OPINION | LETTERS TO THE EDITOR: Not quite successful | Diatribe unnecessary | Stop trashing up state

Not quite successful

The Biden administration and the president continue to claim success in the Afghanistan fiasco. Now we see Taliban riding an American combat Humvee, behind an American machine gun, wearing an American uniform, helmet and night-vision goggles.

Is that a picture of success?

ALBERT HART

Jacksonville

Diatribe unnecessary

I have seldom read a more contemptuous letter on this page than writer Harry Herget's recent diatribe against all who have chosen not to receive the covid-19 vaccine. From conjuring up his fantasy of hospitals establishing "leper-like" wards for the unvaccinated to labeling them as "terrorists" possessing "the moral baseness of serial killers," the disdain in his missive is nearly palpable. The staff has degraded itself by publishing such vitriol that contributes nothing constructive to the public vaccination discourse.

Mr. Herget apparently exercised his right to give informed consent and has received a covid-19 vaccine. Good for him. It is just and proper that he has the freedom to make that choice. Autonomy in making one's own medical decisions is a fundamental human right. Without it, every person risks being an experimental pawn subject to the whims of medical overlords. But by appointing himself an authoritative arbiter of vaccine truth, Mr. Herget wishes to deny the same right of informed consent he himself has exercised to all others who have weighed the vaccine evidence and found it wanting.

It is certainly possible that one day another viral pathogen will inflict a heavy toll on the U.S. Depending on the quality of vaccine offerings at that time, it is not inconceivable that Mr. Herget just might then find himself on the receiving end of slings and arrows from vaccine proponents.

JIM BARRE JR.

Fayetteville

Stop trashing up state

I don't travel around much; I spend most of my time in Pulaski and Saline counties. But, especially in the rural areas I pass through, I see an embarrassing amount of trash along the sides of the roads and around people's homes. I won't address the trash around homes. As they say, a man's home is his junkyard.

But I can't understand why folks have so little regard for their community and state that they thoughtlessly toss beer bottles, chili dogs, Walmart sacks, cigarette butts, etc., etc., out of their vehicles onto the right of way or other people's property. How hard is it to hang a plastic bag around your gear shift lever, put your trash in it and then into your garbage can when you get home? It isn't hard at all; I have been doing it for years.
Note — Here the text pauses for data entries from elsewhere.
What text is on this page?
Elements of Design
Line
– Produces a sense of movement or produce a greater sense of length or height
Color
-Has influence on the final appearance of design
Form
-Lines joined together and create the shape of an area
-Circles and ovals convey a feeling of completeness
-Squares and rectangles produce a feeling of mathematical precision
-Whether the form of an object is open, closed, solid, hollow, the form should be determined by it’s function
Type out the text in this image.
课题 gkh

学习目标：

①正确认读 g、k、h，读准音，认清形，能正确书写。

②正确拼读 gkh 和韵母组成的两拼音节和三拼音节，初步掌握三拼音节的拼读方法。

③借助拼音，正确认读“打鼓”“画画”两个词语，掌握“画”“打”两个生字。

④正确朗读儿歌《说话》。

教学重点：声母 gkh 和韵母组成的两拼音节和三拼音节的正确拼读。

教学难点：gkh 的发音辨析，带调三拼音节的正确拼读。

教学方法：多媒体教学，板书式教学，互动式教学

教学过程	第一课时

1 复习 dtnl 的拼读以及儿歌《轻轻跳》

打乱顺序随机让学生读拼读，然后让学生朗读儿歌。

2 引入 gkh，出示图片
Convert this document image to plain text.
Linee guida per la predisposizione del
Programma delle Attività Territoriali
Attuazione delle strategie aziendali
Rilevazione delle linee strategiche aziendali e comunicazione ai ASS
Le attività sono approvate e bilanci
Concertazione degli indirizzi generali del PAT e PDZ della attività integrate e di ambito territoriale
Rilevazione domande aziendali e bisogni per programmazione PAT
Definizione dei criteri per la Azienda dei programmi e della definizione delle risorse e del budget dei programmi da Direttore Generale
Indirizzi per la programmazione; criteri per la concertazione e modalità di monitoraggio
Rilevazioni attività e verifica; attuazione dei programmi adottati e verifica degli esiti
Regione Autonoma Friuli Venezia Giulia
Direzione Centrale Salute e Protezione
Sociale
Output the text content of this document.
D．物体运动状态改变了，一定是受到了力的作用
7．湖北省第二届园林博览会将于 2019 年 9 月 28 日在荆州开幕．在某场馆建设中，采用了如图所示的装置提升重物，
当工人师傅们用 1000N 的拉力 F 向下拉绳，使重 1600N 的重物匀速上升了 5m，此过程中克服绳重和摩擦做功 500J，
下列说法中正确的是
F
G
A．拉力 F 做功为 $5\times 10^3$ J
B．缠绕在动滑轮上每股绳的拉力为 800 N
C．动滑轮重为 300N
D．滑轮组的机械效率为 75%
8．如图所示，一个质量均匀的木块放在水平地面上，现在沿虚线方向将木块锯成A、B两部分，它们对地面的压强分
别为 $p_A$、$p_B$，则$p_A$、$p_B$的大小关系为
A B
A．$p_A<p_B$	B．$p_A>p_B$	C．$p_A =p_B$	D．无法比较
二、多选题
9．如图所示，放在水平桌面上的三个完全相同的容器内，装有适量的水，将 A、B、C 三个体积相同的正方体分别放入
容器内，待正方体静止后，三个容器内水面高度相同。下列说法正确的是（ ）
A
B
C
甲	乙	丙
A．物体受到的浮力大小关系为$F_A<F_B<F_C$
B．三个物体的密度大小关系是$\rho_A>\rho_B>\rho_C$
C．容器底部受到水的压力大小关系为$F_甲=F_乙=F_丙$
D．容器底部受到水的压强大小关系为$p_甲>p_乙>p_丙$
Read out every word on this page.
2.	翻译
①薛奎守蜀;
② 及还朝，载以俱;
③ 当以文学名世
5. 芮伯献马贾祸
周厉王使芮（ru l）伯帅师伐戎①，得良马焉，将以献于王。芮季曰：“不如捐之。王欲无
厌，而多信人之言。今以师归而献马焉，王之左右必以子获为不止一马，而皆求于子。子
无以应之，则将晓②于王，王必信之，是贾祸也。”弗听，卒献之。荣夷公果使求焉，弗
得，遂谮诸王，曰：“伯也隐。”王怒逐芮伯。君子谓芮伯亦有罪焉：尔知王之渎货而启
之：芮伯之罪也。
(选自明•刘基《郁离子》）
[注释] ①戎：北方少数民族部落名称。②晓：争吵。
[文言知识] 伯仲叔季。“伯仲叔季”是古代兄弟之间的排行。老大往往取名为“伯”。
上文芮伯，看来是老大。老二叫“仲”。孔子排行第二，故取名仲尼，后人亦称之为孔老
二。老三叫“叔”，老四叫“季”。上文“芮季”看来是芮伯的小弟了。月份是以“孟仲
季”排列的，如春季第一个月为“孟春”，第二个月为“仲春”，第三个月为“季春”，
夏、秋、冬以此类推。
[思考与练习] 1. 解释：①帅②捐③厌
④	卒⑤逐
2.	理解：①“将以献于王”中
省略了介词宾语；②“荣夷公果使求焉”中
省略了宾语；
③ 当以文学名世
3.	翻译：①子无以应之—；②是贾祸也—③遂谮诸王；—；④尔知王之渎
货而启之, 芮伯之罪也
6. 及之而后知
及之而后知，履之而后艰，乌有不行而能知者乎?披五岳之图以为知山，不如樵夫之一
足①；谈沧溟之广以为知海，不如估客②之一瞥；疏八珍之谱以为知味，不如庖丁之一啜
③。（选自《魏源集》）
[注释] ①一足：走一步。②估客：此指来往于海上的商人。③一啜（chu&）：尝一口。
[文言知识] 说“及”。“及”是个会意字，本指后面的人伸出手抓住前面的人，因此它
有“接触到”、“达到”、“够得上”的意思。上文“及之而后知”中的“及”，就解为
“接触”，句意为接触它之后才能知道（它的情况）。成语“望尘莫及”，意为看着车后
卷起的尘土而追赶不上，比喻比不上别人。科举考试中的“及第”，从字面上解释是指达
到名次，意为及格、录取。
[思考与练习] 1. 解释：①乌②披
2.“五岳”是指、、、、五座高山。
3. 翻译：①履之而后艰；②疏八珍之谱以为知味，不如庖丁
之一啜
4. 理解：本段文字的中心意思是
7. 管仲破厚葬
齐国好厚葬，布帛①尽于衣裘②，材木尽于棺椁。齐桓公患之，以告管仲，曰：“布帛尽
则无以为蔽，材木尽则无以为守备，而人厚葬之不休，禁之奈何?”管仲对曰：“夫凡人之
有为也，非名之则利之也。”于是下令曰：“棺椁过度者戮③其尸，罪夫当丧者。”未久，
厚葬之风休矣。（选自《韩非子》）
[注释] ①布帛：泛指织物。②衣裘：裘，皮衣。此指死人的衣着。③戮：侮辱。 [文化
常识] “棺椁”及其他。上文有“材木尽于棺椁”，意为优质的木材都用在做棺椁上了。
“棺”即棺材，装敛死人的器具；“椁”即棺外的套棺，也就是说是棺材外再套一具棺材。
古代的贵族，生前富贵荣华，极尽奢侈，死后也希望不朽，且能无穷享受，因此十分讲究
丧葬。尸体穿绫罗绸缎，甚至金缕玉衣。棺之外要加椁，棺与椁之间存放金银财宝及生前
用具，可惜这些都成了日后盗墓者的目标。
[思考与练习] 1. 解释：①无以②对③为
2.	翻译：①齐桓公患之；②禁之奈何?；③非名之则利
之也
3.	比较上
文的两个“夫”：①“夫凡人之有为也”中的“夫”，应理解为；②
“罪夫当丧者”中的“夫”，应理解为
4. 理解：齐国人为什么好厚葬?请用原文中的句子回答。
Please, if you don't care about the cleanliness of Arkansas, have a little regard for those of us that do. Don't litter!

DAVID DICKEY

Sherwood

Curious pandering

Last Tuesday, state Sen. Jason Rapert tweeted, "Tomorrow morning on the last day of #RoshHashanah2021 ... I will be in federal court in Little Rock fighting these demonic forces who have an incessant demand for the blood of child sacrifice through #Abortion."

Some respondents wondered why on Earth he'd mentioned a Jewish holiday. Israel has liberal abortion laws, they observed. I couldn't help noticing that his inflammatory phrasing invoked the centuries-old false rumor that Jews routinely murdered Christian children to use their innocent blood in religious rituals. This accusation, known as "blood libel," isn't well known unless you're a medievalist or steeped in white-supremacist conspiracy theories. But it was the basis of an awful lot of violence for several centuries.

In 12th-century England, a child went missing in a small city; his corpse was found in a ditch; Jews were wrongly blamed and ultimately executed for the crime. That pattern repeated often in towns across Europe, usually corresponding to a Christian holiday such as Easter and resulting in deadly pogroms. In Chaucer's version, "The Prioress' Tale"--a story so painfully anti-Semitic that it is often left out of modern classroom teaching--Satan lies coiled in the hearts of Jews, waiting to provoke them to deadly violence against an innocent child.

Whether they believed it or not, it was convenient for medieval authorities to blame a religious and ethnic minority when people felt their children weren't kept safe. It's awfully close to modern conspiracy theories that imagine Democrats in general and a certain wealthy Jewish Hungarian as controlling a large child-trafficking operation. That Rapert made a point of mentioning the Jewish New Year alongside "an incessant demand for the blood of child sacrifice" may simply be a clumsy attempt at pandering, but he clearly wants to rile people up. Against whom?